South Australia’s cosmopolitan capital


A compact city with around 1.3 million inhabitants, Adelaide is the gateway to nearly 20 renowned wine regions. As the capital of the Festival State, there’s a busy calendar of cultural and sporting events held throughout the year from the internationally celebrated Adelaide Fringe arts festival to the high-octane motor race for super cars, the Adelaide 500. A buzzing restaurant and café scene benefits from the exceptional regional produce that passes through the bustling Adelaide Central Market while the city’s best bars showcase locally produced world-acclaimed, South Australian wines.

  • Hotel
  • Foursquare

From swimming with wild dolphins to wineries

Named in honour of Adelaide of Saxe-Meiningen, queen consort to King William IV, the city was founded in 1836 as a planned capital for a British colony of free settlers in Australia.

It was laid out by early colonist Colonel William Light whose grid structure remains the heart of the CBD with a large central square surrounded by wide terraces (conveniently named North, South, East and West) that ease onto vast green parklands. These are now used for a variety of sporting activities and events such as the Adelaide Fringe Festival and WOMAD (World of Music, Arts and Dance). In summer, join locals cycling round Rymill Park and sailing miniature wooden boats on the lake.

On the North Terrace you’ll notice the South Australian Health and Medical Research Institute which seems to float like a giant cheese grater above other buildings. It’s the perfect example of the type of new audacious architecture that has recently turned Adelaide’s conservative image as home to beautiful old buildings – such as Parliament House, the Art Gallery of South Australia, the State Library and the South Australian Museum – on its head.

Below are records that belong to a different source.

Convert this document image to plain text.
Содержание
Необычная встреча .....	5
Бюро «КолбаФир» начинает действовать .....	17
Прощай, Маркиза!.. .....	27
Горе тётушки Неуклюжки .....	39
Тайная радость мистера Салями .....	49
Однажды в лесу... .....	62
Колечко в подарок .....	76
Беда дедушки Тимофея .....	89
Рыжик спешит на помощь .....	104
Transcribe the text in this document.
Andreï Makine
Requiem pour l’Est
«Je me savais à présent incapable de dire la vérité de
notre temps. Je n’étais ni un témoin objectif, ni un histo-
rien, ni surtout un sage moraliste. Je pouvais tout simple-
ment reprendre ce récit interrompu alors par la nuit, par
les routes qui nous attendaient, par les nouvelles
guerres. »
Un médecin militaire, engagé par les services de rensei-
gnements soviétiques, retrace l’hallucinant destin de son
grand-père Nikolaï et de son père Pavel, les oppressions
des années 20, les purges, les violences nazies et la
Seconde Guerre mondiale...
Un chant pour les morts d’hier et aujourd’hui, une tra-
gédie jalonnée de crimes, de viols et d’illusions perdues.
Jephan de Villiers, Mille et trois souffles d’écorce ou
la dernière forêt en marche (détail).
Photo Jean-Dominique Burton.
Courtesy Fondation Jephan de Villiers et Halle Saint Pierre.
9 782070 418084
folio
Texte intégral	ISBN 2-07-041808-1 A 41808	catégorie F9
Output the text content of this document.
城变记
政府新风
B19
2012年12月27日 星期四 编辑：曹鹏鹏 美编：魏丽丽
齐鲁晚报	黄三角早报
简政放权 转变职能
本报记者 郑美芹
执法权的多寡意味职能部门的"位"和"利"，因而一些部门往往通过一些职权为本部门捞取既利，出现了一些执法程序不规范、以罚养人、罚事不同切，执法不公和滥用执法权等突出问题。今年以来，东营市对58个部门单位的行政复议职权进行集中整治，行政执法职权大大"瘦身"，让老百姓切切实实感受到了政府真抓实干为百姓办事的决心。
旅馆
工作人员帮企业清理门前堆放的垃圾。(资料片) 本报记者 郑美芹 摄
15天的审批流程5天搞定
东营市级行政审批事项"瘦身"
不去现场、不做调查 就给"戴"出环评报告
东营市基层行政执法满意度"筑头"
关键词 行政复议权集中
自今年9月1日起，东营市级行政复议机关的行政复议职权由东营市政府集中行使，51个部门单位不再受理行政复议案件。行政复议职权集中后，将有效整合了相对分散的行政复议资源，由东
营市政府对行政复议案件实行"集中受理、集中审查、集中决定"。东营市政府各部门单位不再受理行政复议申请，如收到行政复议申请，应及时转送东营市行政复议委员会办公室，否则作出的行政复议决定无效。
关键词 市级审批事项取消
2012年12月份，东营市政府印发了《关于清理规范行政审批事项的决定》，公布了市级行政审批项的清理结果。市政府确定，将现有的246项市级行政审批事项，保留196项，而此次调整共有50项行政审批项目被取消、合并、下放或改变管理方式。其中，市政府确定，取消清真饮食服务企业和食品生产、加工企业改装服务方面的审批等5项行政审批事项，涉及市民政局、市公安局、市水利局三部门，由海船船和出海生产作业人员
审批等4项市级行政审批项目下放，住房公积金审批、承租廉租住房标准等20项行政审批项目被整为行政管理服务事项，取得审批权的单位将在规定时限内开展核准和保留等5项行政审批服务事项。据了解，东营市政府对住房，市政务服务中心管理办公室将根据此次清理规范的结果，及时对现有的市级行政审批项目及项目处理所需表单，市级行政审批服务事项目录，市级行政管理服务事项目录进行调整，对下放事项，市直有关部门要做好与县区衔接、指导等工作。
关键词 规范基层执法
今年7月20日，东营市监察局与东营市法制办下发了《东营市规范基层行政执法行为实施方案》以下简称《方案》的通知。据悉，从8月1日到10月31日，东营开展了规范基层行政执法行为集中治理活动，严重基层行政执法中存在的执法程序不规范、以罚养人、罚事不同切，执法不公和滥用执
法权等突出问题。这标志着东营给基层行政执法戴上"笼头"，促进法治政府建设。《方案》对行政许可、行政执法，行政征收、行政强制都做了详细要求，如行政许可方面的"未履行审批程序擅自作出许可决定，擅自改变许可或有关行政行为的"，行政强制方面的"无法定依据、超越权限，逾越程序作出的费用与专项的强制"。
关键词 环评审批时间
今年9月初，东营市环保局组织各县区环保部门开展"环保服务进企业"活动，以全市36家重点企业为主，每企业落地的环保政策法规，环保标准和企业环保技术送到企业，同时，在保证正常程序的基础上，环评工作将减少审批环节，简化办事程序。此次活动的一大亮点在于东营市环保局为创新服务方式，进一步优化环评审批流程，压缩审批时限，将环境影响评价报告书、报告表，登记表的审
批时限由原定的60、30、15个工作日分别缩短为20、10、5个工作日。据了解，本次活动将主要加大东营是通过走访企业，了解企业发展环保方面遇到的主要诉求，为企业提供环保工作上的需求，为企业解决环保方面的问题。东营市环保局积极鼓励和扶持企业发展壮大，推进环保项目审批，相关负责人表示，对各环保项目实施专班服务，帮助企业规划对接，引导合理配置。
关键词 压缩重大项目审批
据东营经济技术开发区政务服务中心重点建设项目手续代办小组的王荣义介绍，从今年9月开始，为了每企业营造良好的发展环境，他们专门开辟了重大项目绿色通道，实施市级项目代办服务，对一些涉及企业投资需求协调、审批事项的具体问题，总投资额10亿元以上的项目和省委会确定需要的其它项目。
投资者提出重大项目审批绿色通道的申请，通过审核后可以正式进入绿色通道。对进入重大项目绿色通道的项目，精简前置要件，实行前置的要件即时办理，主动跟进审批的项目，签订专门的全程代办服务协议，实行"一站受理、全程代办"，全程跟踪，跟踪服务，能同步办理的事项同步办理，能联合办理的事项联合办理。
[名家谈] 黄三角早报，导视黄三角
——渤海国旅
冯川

Rub shoulders with local chefs as they choose quality locally grown produce from more than 250 stalls at the outstanding undercover Adelaide Central Market (open Tuesday to Saturday); take a tramcar ride through leafy suburbs to bayside Glenelg for lunch and a swim with wild dolphins; gear-up for the adrenalin-pumping RoofClimb atop the Adelaide Oval, home to cricket and the Adelaide Football Club (nicknamed The Crows) where you can watch play on match days from a 50-m high vantage point above the turf; or drive up to Mt Lofty to take in the panoramic views over the city.

Thanks to its location on an elongated narrow plain between the Adelaide Hills to the east and the Gulf of St Vincent to the west, the city is the hub for the state’s ever-burgeoning wine industry, with extensive manicured vineyards and award-winning wineries within easy access by car. Notable among these are the spectacular new food and wine experience at d’Arenberg Cube in McLaren Vale; a guided tasting and vineyard visit at St Hugo in the Barossa Valley north of the city and the neighbouring, redeveloped historic Seppeltsfield, where you can savour tawny port from the year of your birth.